Ein Mitglied des Zentralkomitees - ist es nicht Swerdlow? - schreibt in die Provinz: "Wir sind vorübergehend ohne Zeitung ... Die Organisation ist nicht zerschlagen ... Der Parteitag wird nicht vertagt." Lenin verfolgt aufmerksam, soweit seine unfreiwillige Isolierung es ihm erlaubt, die Vorbereitungen zum Parteitag und entwirft dessen grundlegende Beschlüsse: es geht um den Plan des weiteren Angriffs. Der Parteitag wird im voraus als Vereinigungsparteitag bezeichnet, da dort die Aufnahme einiger autonomer revolutionärer Gruppen in die Partei erfolgen soll, vor allem der Petrograder interrayonellen Organisation, welcher Trotzki, Joffe, Uritzki, Rjasanow, Lunatscharski, Pokrowski, Manuilski, Karachan, Jurenjew und einige andere, aus der Vergangenheit bekannte oder ihrem Bekanntwerden erst entgegengehende Revolutionäre angehören.

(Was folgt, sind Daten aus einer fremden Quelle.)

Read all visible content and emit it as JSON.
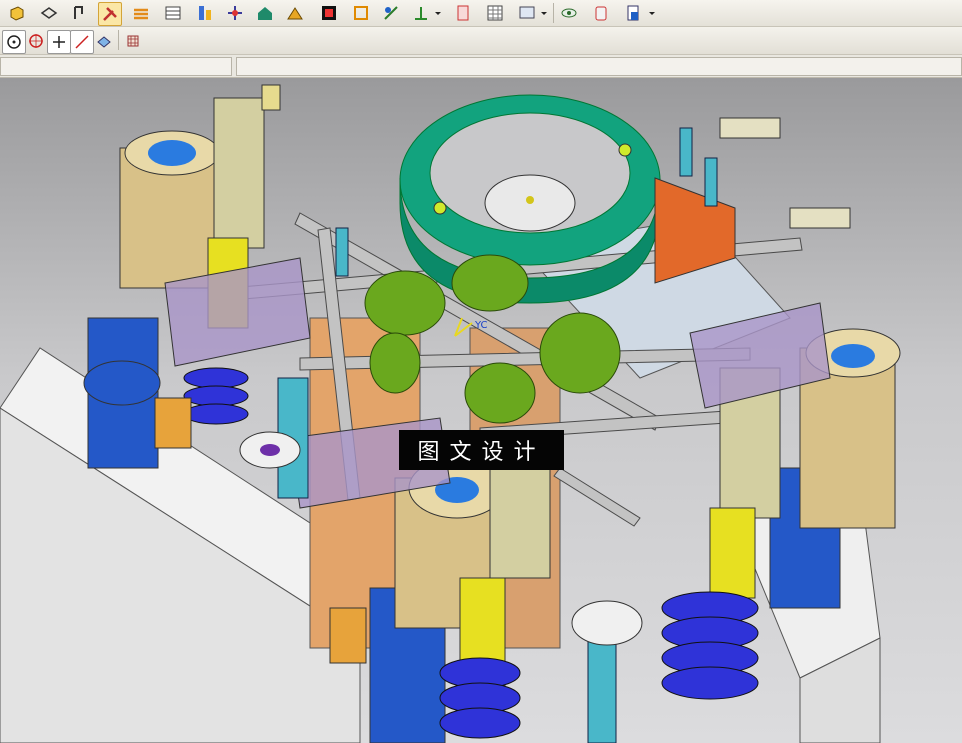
{
  "toolbar_main": {
    "icons": [
      "part-icon",
      "sketch-icon",
      "extrude-icon",
      "tools-icon",
      "layers-icon",
      "table-icon",
      "assembly-icon",
      "constraint-icon",
      "home-icon",
      "measure-icon",
      "section-icon",
      "move-icon",
      "datum-icon",
      "analysis-icon",
      "wave-icon",
      "grid-icon",
      "display-icon",
      "eye-icon",
      "bin-icon",
      "document-icon"
    ]
  },
  "toolbar_snap": {
    "icons": [
      "center-point-icon",
      "circle-snap-icon",
      "cross-snap-icon",
      "line-snap-icon",
      "view-icon",
      "filter-grid-icon"
    ]
  },
  "viewport": {
    "triad_label": "YC",
    "watermark": "图文设计"
  },
  "colors": {
    "background_top": "#9a9a9c",
    "background_bottom": "#dcdcde",
    "ring_green": "#12a37e",
    "spring_blue": "#2f33d8",
    "post_tan": "#d9c38a",
    "post_blue": "#1f58c7",
    "base_gray": "#ececec"
  }
}
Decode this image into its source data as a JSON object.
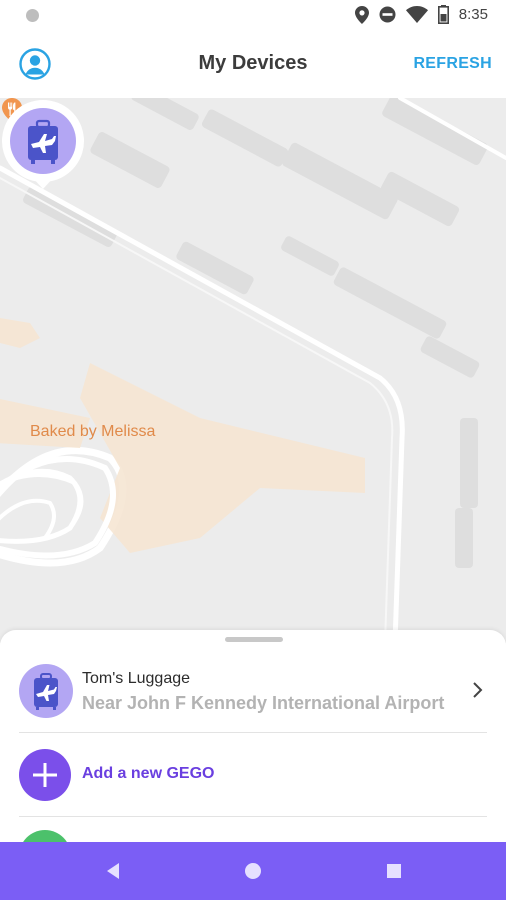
{
  "status_bar": {
    "time": "8:35",
    "icons": [
      "location-icon",
      "do-not-disturb-icon",
      "wifi-icon",
      "battery-icon"
    ]
  },
  "app_bar": {
    "title": "My Devices",
    "refresh_label": "REFRESH",
    "account_icon": "account-icon"
  },
  "map": {
    "poi_label": "Baked by Melissa",
    "poi_icon": "restaurant-icon",
    "marker_icon": "luggage-icon"
  },
  "devices": [
    {
      "name": "Tom's Luggage",
      "location": "Near John F Kennedy International Airport",
      "icon": "luggage-icon"
    }
  ],
  "add_device": {
    "label": "Add a new GEGO",
    "icon": "plus-icon"
  },
  "colors": {
    "accent_blue": "#2aa3e3",
    "purple": "#7b4fea",
    "nav_bar": "#7b5ef5",
    "avatar_bg": "#b3a6f3",
    "map_bg": "#ececec",
    "poi_text": "#e08a4a"
  },
  "nav_bar": [
    "back-icon",
    "home-icon",
    "recents-icon"
  ]
}
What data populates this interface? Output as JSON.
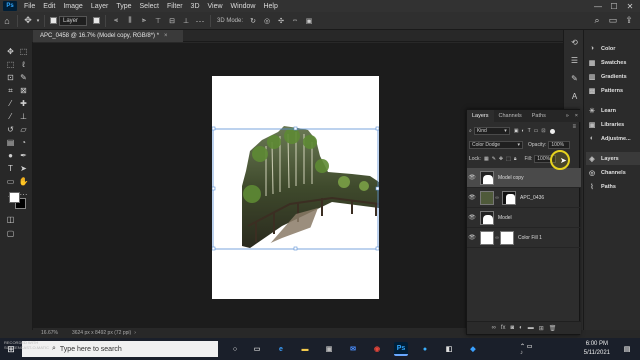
{
  "menubar": {
    "logo": "Ps",
    "items": [
      "File",
      "Edit",
      "Image",
      "Layer",
      "Type",
      "Select",
      "Filter",
      "3D",
      "View",
      "Window",
      "Help"
    ],
    "minimize": "—",
    "maximize": "☐",
    "close": "✕"
  },
  "optbar": {
    "auto_select_target": "Layer",
    "threed_mode": "3D Mode:"
  },
  "document_tab": {
    "title": "APC_0458 @ 16.7% (Model copy, RGB/8*) *",
    "close": "×"
  },
  "statusbar": {
    "zoom": "16.67%",
    "doc_info": "3624 px x 8492 px (72 ppi)"
  },
  "right_panels": {
    "items": [
      "Color",
      "Swatches",
      "Gradients",
      "Patterns",
      "Learn",
      "Libraries",
      "Adjustme...",
      "Layers",
      "Channels",
      "Paths"
    ]
  },
  "layers_panel": {
    "tabs": [
      "Layers",
      "Channels",
      "Paths"
    ],
    "filter_kind": "Kind",
    "blend_mode": "Color Dodge",
    "opacity_label": "Opacity:",
    "opacity_value": "100%",
    "lock_label": "Lock:",
    "fill_label": "Fill:",
    "fill_value": "100%",
    "layers": [
      {
        "name": "Model copy",
        "selected": true
      },
      {
        "name": "APC_0436",
        "selected": false
      },
      {
        "name": "Model",
        "selected": false
      },
      {
        "name": "Color Fill 1",
        "selected": false
      }
    ],
    "bottom_icons": [
      "link-icon",
      "fx-icon",
      "mask-icon",
      "adjustment-icon",
      "folder-icon",
      "new-layer-icon",
      "trash-icon"
    ]
  },
  "taskbar": {
    "search_placeholder": "Type here to search",
    "time": "6:00 PM",
    "date": "5/11/2021"
  },
  "watermark": {
    "line1": "RECORDED WITH",
    "line2": "SCREENCAST-O-MATIC"
  },
  "colors": {
    "accent": "#31a8ff",
    "highlight_ring": "#e6d21e"
  }
}
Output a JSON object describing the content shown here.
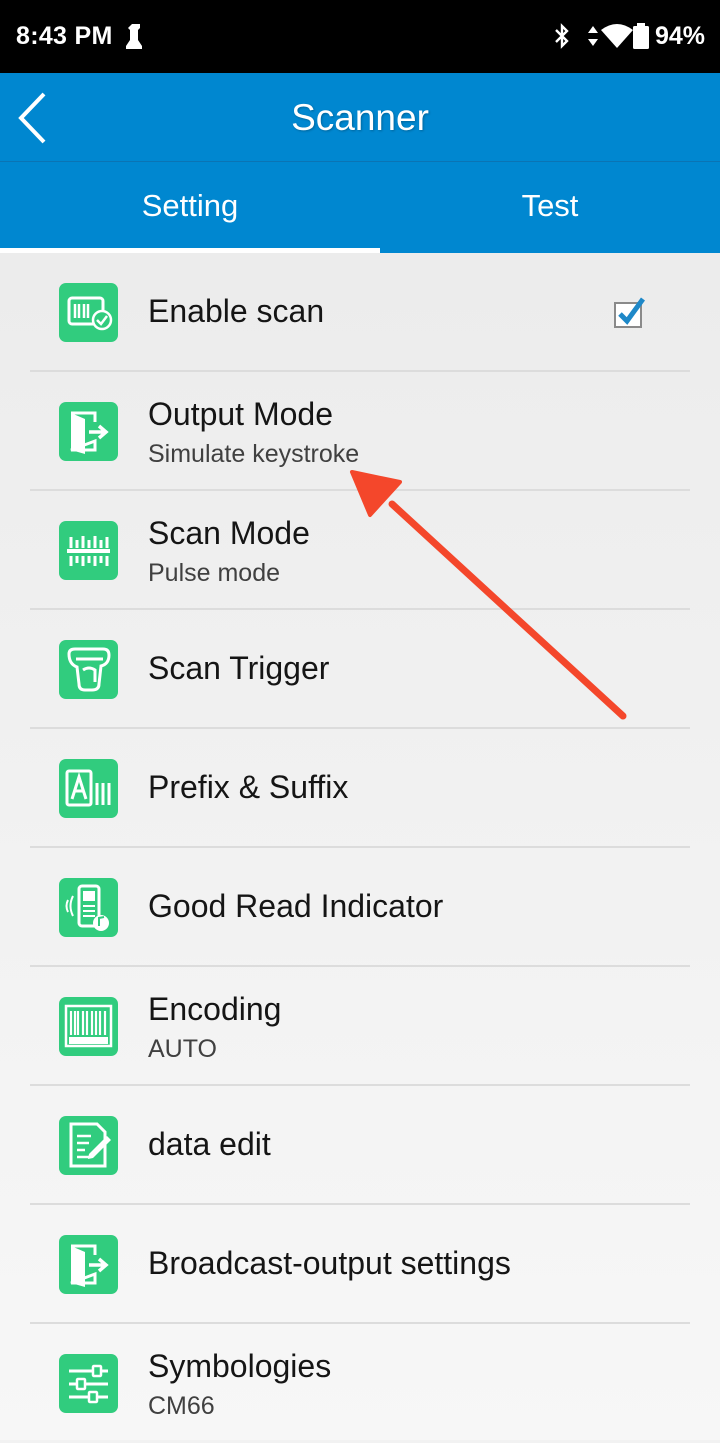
{
  "status_bar": {
    "time": "8:43 PM",
    "battery": "94%"
  },
  "app_bar": {
    "title": "Scanner",
    "back_icon": "chevron-left-icon"
  },
  "tabs": [
    {
      "label": "Setting",
      "selected": true
    },
    {
      "label": "Test",
      "selected": false
    }
  ],
  "settings": [
    {
      "label": "Enable scan",
      "subtitle": "",
      "icon": "barcode-check-icon",
      "checked": true
    },
    {
      "label": "Output Mode",
      "subtitle": "Simulate keystroke",
      "icon": "output-door-icon"
    },
    {
      "label": "Scan Mode",
      "subtitle": "Pulse mode",
      "icon": "scan-lines-icon"
    },
    {
      "label": "Scan Trigger",
      "subtitle": "",
      "icon": "scan-trigger-hand-icon"
    },
    {
      "label": "Prefix & Suffix",
      "subtitle": "",
      "icon": "prefix-suffix-icon"
    },
    {
      "label": "Good Read Indicator",
      "subtitle": "",
      "icon": "phone-vibrate-sound-icon"
    },
    {
      "label": "Encoding",
      "subtitle": "AUTO",
      "icon": "barcode-number-icon"
    },
    {
      "label": "data edit",
      "subtitle": "",
      "icon": "document-edit-icon"
    },
    {
      "label": "Broadcast-output settings",
      "subtitle": "",
      "icon": "output-door-icon"
    },
    {
      "label": "Symbologies",
      "subtitle": "CM66",
      "icon": "sliders-icon"
    }
  ],
  "colors": {
    "app_bar": "#0087d0",
    "icon_green": "#31cc7e",
    "checkbox_blue": "#1e88c8",
    "annotation_arrow": "#f4472b"
  }
}
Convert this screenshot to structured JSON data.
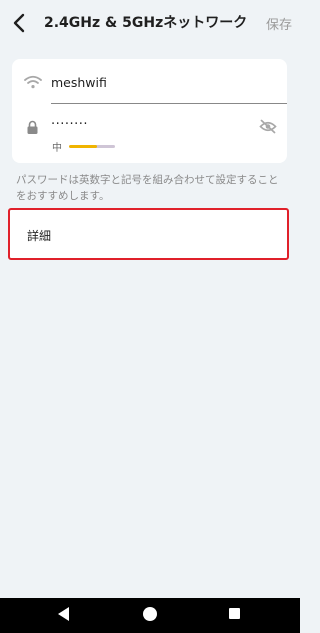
{
  "header": {
    "title": "2.4GHz & 5GHzネットワーク",
    "save_label": "保存"
  },
  "network": {
    "ssid": "meshwifi",
    "password_masked": "········",
    "strength": {
      "label": "中",
      "level": 0.6,
      "fill_color": "#f0b400",
      "track_color": "#cfc5d6"
    }
  },
  "hint": "パスワードは英数字と記号を組み合わせて設定することをおすすめします。",
  "details": {
    "label": "詳細",
    "highlight_color": "#e0202a"
  },
  "icons": {
    "back": "chevron-left-icon",
    "wifi": "wifi-icon",
    "lock": "lock-icon",
    "visibility": "eye-off-icon",
    "nav_back": "triangle-back-icon",
    "nav_home": "circle-home-icon",
    "nav_recent": "square-recent-icon"
  }
}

Am 2. Juli, gerade am Vorabend der Demonstration, fand eine Konferenz der Interrayonisten statt, die etwa viertausend Arbeiter vertrat. "Die Mehrzahl", schreibt der im Zuhörerraum anwesende Suchanow, "waren mir unbekannte Arbeiter und Soldaten ... Die Arbeit wurde fieberhaft geleistet, und ihre Resultate waren allen greifbar. Es störte jedoch die Frage: Worin unterscheidet ihr euch von den Bolschewiki, und weshalb seid ihr nicht mit ihnen?"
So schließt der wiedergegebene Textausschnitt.